Re: [ceph-users] MDS flapping: how to increase MDS timeouts?

2017-01-30 Thread John Spray
On Mon, Jan 30, 2017 at 7:09 AM, Burkhard Linke
 wrote:
> Hi,
>
>
>
> On 01/26/2017 03:34 PM, John Spray wrote:
>>
>> On Thu, Jan 26, 2017 at 8:18 AM, Burkhard Linke
>>  wrote:
>>>
>>> HI,
>>>
>>>
>>> we are running two MDS servers in active/standby-replay setup. Recently
>>> we
>>> had to disconnect active MDS server, and failover to standby works as
>>> expected.
>>>
>>>
>>> The filesystem currently contains over 5 million files, so reading all
>>> the
>>> metadata information from the data pool took too long, since the
>>> information
>>> was not available on the OSD page caches. The MDS was timed out by the
>>> mons,
>>> and a failover switch to the former active MDS (which was available as
>>> standby again) happened. This MDS in turn had to read the metadata, again
>>> running into a timeout, failover, etc. I resolved the situation by
>>> disabling
>>> one of the MDS, which kept the mons from failing the now solely available
>>> MDS.
>>
>> The MDS does not re-read every inode on startup -- rather, it replays
>> its journal (the overall number of files in your system does not
>> factor into this).
>>
>>> So given a large filesystem, how do I prevent failover flapping between
>>> MDS
>>> instances that are in the rejoin state and reading the inode information?
>>
>> The monitor's decision to fail an unresponsive MDS is based on the MDS
>> not sending a beacon to the mon -- there is no limit on how long an
>> MDS is allowed to stay in a given state (such as rejoin).
>>
>> So there are two things to investigate here:
>>   * Why is the MDS taking so long to start?
>>   * Why is the MDS failing to send beacons to the monitor while it is
>> in whatever process that is taking it so long?
>
>
> Under normal operation our system has about 4.5-4.9 million active caps.
> Most of them (~ 4 millions) are associated to the machine running the
> nightly backups.
>
> I assume that during the rejoin phase, the MDS is renewing the clients'
> caps. We see massive amount of small I/O on the data pool (up to
> 30.000-40.000 IOPS) during the rejoin phase. Does the MDS need to access the
> inode information to renew a cap? This would explain the high number of IOPS
> and why the rejoin phase can take up to 20 minutes.

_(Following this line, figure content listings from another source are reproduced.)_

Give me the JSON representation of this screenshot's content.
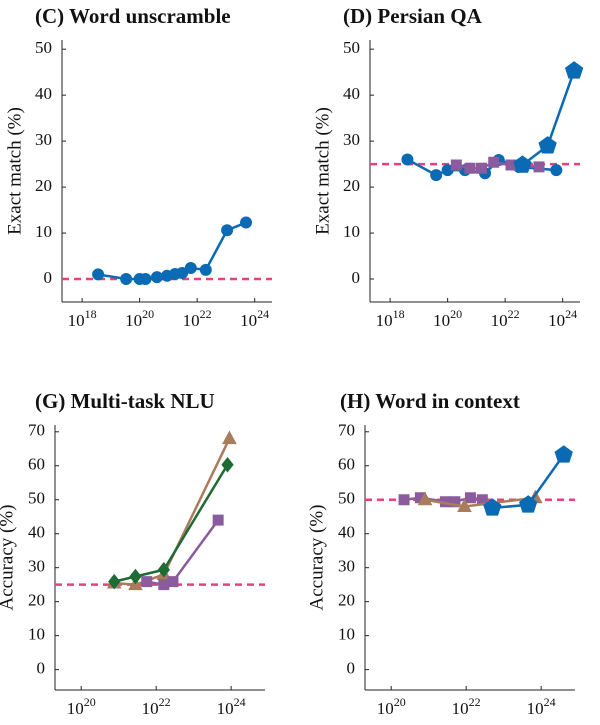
{
  "chart_data": [
    {
      "type": "line",
      "title": "(C) Word unscramble",
      "ylabel": "Exact match (%)",
      "log_x": true,
      "xlim": [
        2e+17,
        4e+24
      ],
      "ylim": [
        -5,
        52
      ],
      "xticks": [
        {
          "value": 1e+18,
          "label": "10^18"
        },
        {
          "value": 1e+20,
          "label": "10^20"
        },
        {
          "value": 1e+22,
          "label": "10^22"
        },
        {
          "value": 1e+24,
          "label": "10^24"
        }
      ],
      "yticks": [
        0,
        10,
        20,
        30,
        40,
        50
      ],
      "baseline": 0,
      "baseline_color": "#e8417c",
      "series": [
        {
          "color": "#0a6ab3",
          "marker": "circle",
          "x": [
            3.6e+18,
            3.4e+19,
            1e+20,
            1.6e+20,
            4e+20,
            9e+20,
            1.7e+21,
            3e+21,
            6e+21,
            2e+22,
            1.1e+23,
            5e+23
          ],
          "values": [
            1,
            0,
            0,
            0,
            0.4,
            0.7,
            1.1,
            1.3,
            2.4,
            2,
            10.6,
            12.3
          ]
        }
      ]
    },
    {
      "type": "line",
      "title": "(D) Persian QA",
      "ylabel": "Exact match (%)",
      "log_x": true,
      "xlim": [
        2e+17,
        4e+24
      ],
      "ylim": [
        -5,
        52
      ],
      "xticks": [
        {
          "value": 1e+18,
          "label": "10^18"
        },
        {
          "value": 1e+20,
          "label": "10^20"
        },
        {
          "value": 1e+22,
          "label": "10^22"
        },
        {
          "value": 1e+24,
          "label": "10^24"
        }
      ],
      "yticks": [
        0,
        10,
        20,
        30,
        40,
        50
      ],
      "baseline": 25,
      "baseline_color": "#e8417c",
      "series": [
        {
          "color": "#0a6ab3",
          "marker": "circle",
          "x": [
            4e+18,
            4e+19,
            1e+20,
            4e+20,
            2e+21,
            6e+21,
            3e+22,
            6e+23
          ],
          "values": [
            26,
            22.6,
            23.7,
            23.7,
            23,
            25.9,
            24.4,
            23.7
          ]
        },
        {
          "color": "#8a5c9e",
          "marker": "square",
          "x": [
            2e+20,
            6e+20,
            1.5e+21,
            4e+21,
            1.6e+22,
            1.5e+23
          ],
          "values": [
            24.8,
            24.1,
            24.1,
            25.4,
            24.8,
            24.4
          ]
        },
        {
          "color": "#0a6ab3",
          "marker": "pentagon",
          "x": [
            4e+22,
            3e+23,
            2.5e+24
          ],
          "values": [
            24.8,
            29,
            45.3
          ]
        }
      ]
    },
    {
      "type": "line",
      "title": "(G) Multi-task NLU",
      "ylabel": "Accuracy (%)",
      "log_x": true,
      "xlim": [
        2e+19,
        8e+24
      ],
      "ylim": [
        -6,
        72
      ],
      "xticks": [
        {
          "value": 1e+20,
          "label": "10^20"
        },
        {
          "value": 1e+22,
          "label": "10^22"
        },
        {
          "value": 1e+24,
          "label": "10^24"
        }
      ],
      "yticks": [
        0,
        10,
        20,
        30,
        40,
        50,
        60,
        70
      ],
      "baseline": 25,
      "baseline_color": "#e8417c",
      "series": [
        {
          "color": "#a97c5c",
          "marker": "triangle",
          "x": [
            7.6e+20,
            2.8e+21,
            1.6e+22,
            9e+23
          ],
          "values": [
            25.5,
            25,
            28,
            68
          ]
        },
        {
          "color": "#8a5c9e",
          "marker": "square",
          "x": [
            5.6e+21,
            1.6e+22,
            2.8e+22,
            4.5e+23
          ],
          "values": [
            25.9,
            25,
            25.9,
            44
          ]
        },
        {
          "color": "#1e6b35",
          "marker": "diamond",
          "x": [
            7.6e+20,
            2.8e+21,
            1.6e+22,
            8e+23
          ],
          "values": [
            25.9,
            27.4,
            29.4,
            60.3
          ]
        }
      ]
    },
    {
      "type": "line",
      "title": "(H) Word in context",
      "ylabel": "Accuracy (%)",
      "log_x": true,
      "xlim": [
        2e+19,
        8e+24
      ],
      "ylim": [
        -6,
        72
      ],
      "xticks": [
        {
          "value": 1e+20,
          "label": "10^20"
        },
        {
          "value": 1e+22,
          "label": "10^22"
        },
        {
          "value": 1e+24,
          "label": "10^24"
        }
      ],
      "yticks": [
        0,
        10,
        20,
        30,
        40,
        50,
        60,
        70
      ],
      "baseline": 50,
      "baseline_color": "#e8417c",
      "series": [
        {
          "color": "#8a5c9e",
          "marker": "square",
          "x": [
            2.2e+20,
            6e+20,
            2.8e+21,
            5e+21,
            1.3e+22,
            2.7e+22
          ],
          "values": [
            50,
            50.6,
            49.4,
            49.4,
            50.6,
            50
          ]
        },
        {
          "color": "#a97c5c",
          "marker": "triangle",
          "x": [
            8e+20,
            9e+21,
            7e+23
          ],
          "values": [
            50,
            48,
            50.6
          ]
        },
        {
          "color": "#0a6ab3",
          "marker": "pentagon",
          "x": [
            5e+22,
            4.5e+23,
            4e+24
          ],
          "values": [
            47.6,
            48.5,
            63.2
          ]
        }
      ]
    }
  ]
}
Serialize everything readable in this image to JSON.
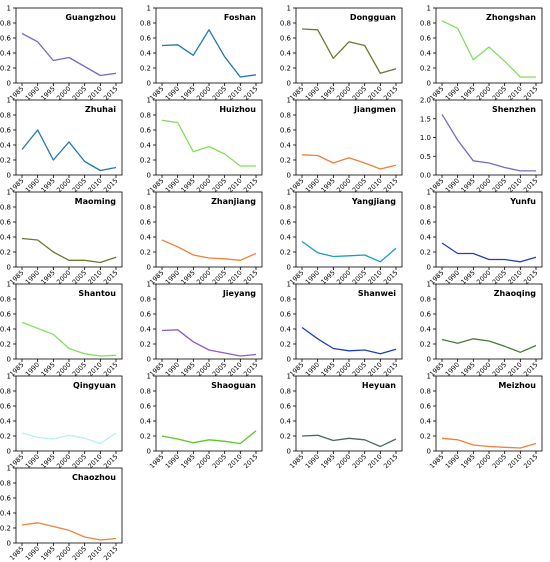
{
  "chart_data": {
    "type": "line",
    "x": [
      1985,
      1990,
      1995,
      2000,
      2005,
      2010,
      2015
    ],
    "x_tick_labels": [
      "1985",
      "1990",
      "1995",
      "2000",
      "2005",
      "2010",
      "2015"
    ],
    "grid": false,
    "subplots": [
      {
        "title": "Guangzhou",
        "color": "#7b68c8",
        "ylim": [
          0,
          1
        ],
        "yticks": [
          0,
          0.2,
          0.4,
          0.6,
          0.8,
          1
        ],
        "values": [
          0.66,
          0.55,
          0.3,
          0.34,
          0.22,
          0.1,
          0.13
        ]
      },
      {
        "title": "Foshan",
        "color": "#1f77b4",
        "ylim": [
          0,
          1
        ],
        "yticks": [
          0,
          0.2,
          0.4,
          0.6,
          0.8,
          1
        ],
        "values": [
          0.5,
          0.51,
          0.37,
          0.71,
          0.35,
          0.08,
          0.11
        ]
      },
      {
        "title": "Dongguan",
        "color": "#6b7a2e",
        "ylim": [
          0,
          1
        ],
        "yticks": [
          0,
          0.2,
          0.4,
          0.6,
          0.8,
          1
        ],
        "values": [
          0.72,
          0.71,
          0.33,
          0.55,
          0.5,
          0.13,
          0.19
        ]
      },
      {
        "title": "Zhongshan",
        "color": "#7ee05a",
        "ylim": [
          0,
          1
        ],
        "yticks": [
          0,
          0.2,
          0.4,
          0.6,
          0.8,
          1
        ],
        "values": [
          0.83,
          0.73,
          0.31,
          0.48,
          0.29,
          0.08,
          0.08
        ]
      },
      {
        "title": "Zhuhai",
        "color": "#1f77b4",
        "ylim": [
          0,
          1
        ],
        "yticks": [
          0,
          0.2,
          0.4,
          0.6,
          0.8,
          1
        ],
        "values": [
          0.34,
          0.6,
          0.2,
          0.44,
          0.18,
          0.06,
          0.1
        ]
      },
      {
        "title": "Huizhou",
        "color": "#7ee05a",
        "ylim": [
          0,
          1
        ],
        "yticks": [
          0,
          0.2,
          0.4,
          0.6,
          0.8,
          1
        ],
        "values": [
          0.73,
          0.7,
          0.31,
          0.38,
          0.28,
          0.12,
          0.12
        ]
      },
      {
        "title": "Jiangmen",
        "color": "#f0803c",
        "ylim": [
          0,
          1
        ],
        "yticks": [
          0,
          0.2,
          0.4,
          0.6,
          0.8,
          1
        ],
        "values": [
          0.27,
          0.26,
          0.16,
          0.23,
          0.16,
          0.08,
          0.13
        ]
      },
      {
        "title": "Shenzhen",
        "color": "#7b68c8",
        "ylim": [
          0,
          2
        ],
        "yticks": [
          0,
          0.5,
          1,
          1.5,
          2
        ],
        "yticklabels": [
          "0.0",
          "0.5",
          "1.0",
          "1.5",
          "2.0"
        ],
        "values": [
          1.62,
          0.93,
          0.38,
          0.32,
          0.2,
          0.11,
          0.11
        ]
      },
      {
        "title": "Maoming",
        "color": "#6b7a2e",
        "ylim": [
          0,
          1
        ],
        "yticks": [
          0,
          0.2,
          0.4,
          0.6,
          0.8,
          1
        ],
        "values": [
          0.38,
          0.36,
          0.2,
          0.09,
          0.09,
          0.06,
          0.13
        ]
      },
      {
        "title": "Zhanjiang",
        "color": "#f0803c",
        "ylim": [
          0,
          1
        ],
        "yticks": [
          0,
          0.2,
          0.4,
          0.6,
          0.8,
          1
        ],
        "values": [
          0.36,
          0.27,
          0.16,
          0.12,
          0.11,
          0.09,
          0.18
        ]
      },
      {
        "title": "Yangjiang",
        "color": "#17a2b8",
        "ylim": [
          0,
          1
        ],
        "yticks": [
          0,
          0.2,
          0.4,
          0.6,
          0.8,
          1
        ],
        "values": [
          0.34,
          0.19,
          0.14,
          0.15,
          0.16,
          0.07,
          0.25
        ]
      },
      {
        "title": "Yunfu",
        "color": "#1f3fbf",
        "ylim": [
          0,
          1
        ],
        "yticks": [
          0,
          0.2,
          0.4,
          0.6,
          0.8,
          1
        ],
        "values": [
          0.32,
          0.18,
          0.18,
          0.1,
          0.1,
          0.07,
          0.13
        ]
      },
      {
        "title": "Shantou",
        "color": "#7ee05a",
        "ylim": [
          0,
          1
        ],
        "yticks": [
          0,
          0.2,
          0.4,
          0.6,
          0.8,
          1
        ],
        "values": [
          0.49,
          0.41,
          0.33,
          0.14,
          0.07,
          0.04,
          0.05
        ]
      },
      {
        "title": "Jieyang",
        "color": "#8a5ccc",
        "ylim": [
          0,
          1
        ],
        "yticks": [
          0,
          0.2,
          0.4,
          0.6,
          0.8,
          1
        ],
        "values": [
          0.38,
          0.39,
          0.23,
          0.12,
          0.08,
          0.04,
          0.06
        ]
      },
      {
        "title": "Shanwei",
        "color": "#1f3fbf",
        "ylim": [
          0,
          1
        ],
        "yticks": [
          0,
          0.2,
          0.4,
          0.6,
          0.8,
          1
        ],
        "values": [
          0.42,
          0.27,
          0.14,
          0.11,
          0.12,
          0.07,
          0.13
        ]
      },
      {
        "title": "Zhaoqing",
        "color": "#4a7a3a",
        "ylim": [
          0,
          1
        ],
        "yticks": [
          0,
          0.2,
          0.4,
          0.6,
          0.8,
          1
        ],
        "values": [
          0.26,
          0.21,
          0.27,
          0.24,
          0.17,
          0.09,
          0.18
        ]
      },
      {
        "title": "Qingyuan",
        "color": "#b8f0f0",
        "ylim": [
          0,
          1
        ],
        "yticks": [
          0,
          0.2,
          0.4,
          0.6,
          0.8,
          1
        ],
        "values": [
          0.24,
          0.18,
          0.16,
          0.21,
          0.17,
          0.1,
          0.24
        ]
      },
      {
        "title": "Shaoguan",
        "color": "#5cc82a",
        "ylim": [
          0,
          1
        ],
        "yticks": [
          0,
          0.2,
          0.4,
          0.6,
          0.8,
          1
        ],
        "values": [
          0.2,
          0.16,
          0.11,
          0.15,
          0.13,
          0.1,
          0.27
        ]
      },
      {
        "title": "Heyuan",
        "color": "#4a6a5a",
        "ylim": [
          0,
          1
        ],
        "yticks": [
          0,
          0.2,
          0.4,
          0.6,
          0.8,
          1
        ],
        "values": [
          0.2,
          0.21,
          0.14,
          0.17,
          0.15,
          0.06,
          0.16
        ]
      },
      {
        "title": "Meizhou",
        "color": "#f0803c",
        "ylim": [
          0,
          1
        ],
        "yticks": [
          0,
          0.2,
          0.4,
          0.6,
          0.8,
          1
        ],
        "values": [
          0.17,
          0.15,
          0.08,
          0.06,
          0.05,
          0.04,
          0.1
        ]
      },
      {
        "title": "Chaozhou",
        "color": "#f0803c",
        "ylim": [
          0,
          1
        ],
        "yticks": [
          0,
          0.2,
          0.4,
          0.6,
          0.8,
          1
        ],
        "values": [
          0.24,
          0.27,
          0.22,
          0.17,
          0.08,
          0.04,
          0.06
        ]
      }
    ]
  }
}
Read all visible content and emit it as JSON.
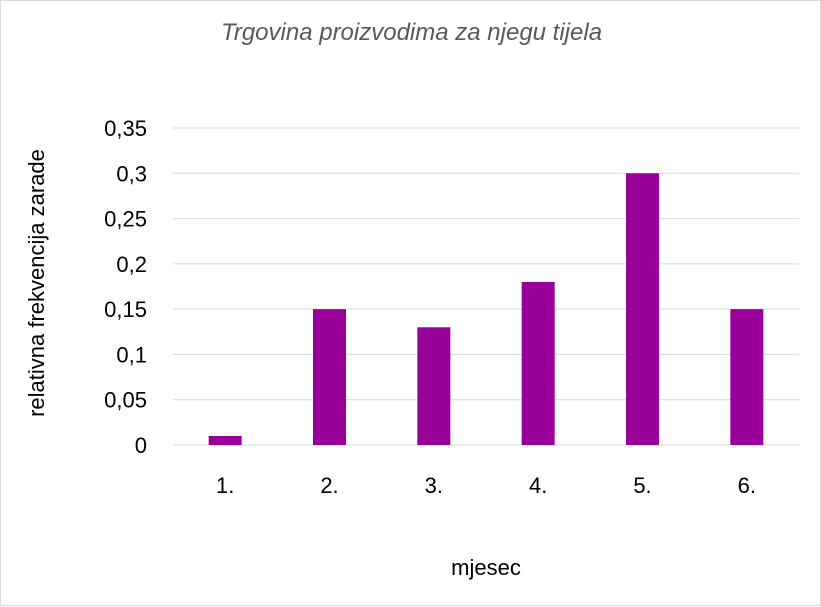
{
  "chart_data": {
    "type": "bar",
    "title": "Trgovina proizvodima za njegu tijela",
    "xlabel": "mjesec",
    "ylabel": "relativna frekvencija zarade",
    "categories": [
      "1.",
      "2.",
      "3.",
      "4.",
      "5.",
      "6."
    ],
    "values": [
      0.01,
      0.15,
      0.13,
      0.18,
      0.3,
      0.15
    ],
    "ylim": [
      0,
      0.35
    ],
    "yticks": [
      "0",
      "0,05",
      "0,1",
      "0,15",
      "0,2",
      "0,25",
      "0,3",
      "0,35"
    ],
    "grid": true,
    "legend": "none",
    "bar_color": "#990099"
  }
}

Ah, I see.  You've identified the issue - the client is informing the
MDS about which inodes it has caps on, and the MDS is responding by
loading those inodes -- in order to dereference them it goes via the
data pool to read the backtrace on each of the inode objects.

This is not a great behaviour from the MDS: doing O(files with caps)
IOs, especially to the data pool, is not something we want to be doing
during failovers.

Things to try to mitigate this with the current code:
 * Using standby-replay daemons (if you're not already), so that the
standby has a better chance to already have the inodes in cache and
thereby avoid loading them
 * Increasing the MDS journal size ("mds log max segments") so that
the MDS will tend to keep a longer journal and have a better chance to
still have the inodes in the journal at the time the failover happens.
 * Decreasing "mds cache size" to limit the number of caps that can be
out there at any one time

I'll respond separately to ceph-devel about how we might change the
code to improve this case.

John



>
> Not sure about the second question, since the IOPS should not prevent
> beacons from reaching the monitors. We will have to move the MDS servers to
> different racks during this week. I'll try to bump up the debug level
> before.
>
>
> Regards,
> Burkhard
> ___
> ceph-users mailing list
> ceph-users@lists.ceph.com
> http://lists.ceph.com/listinfo.cgi/ceph-users-ceph.com
___
ceph-users mailing list
ceph-users@lists.ceph.com
http://lists.ceph.com/listinfo.cgi/ceph-users-ceph.com


Re: [ceph-users] MDS flapping: how to increase MDS timeouts?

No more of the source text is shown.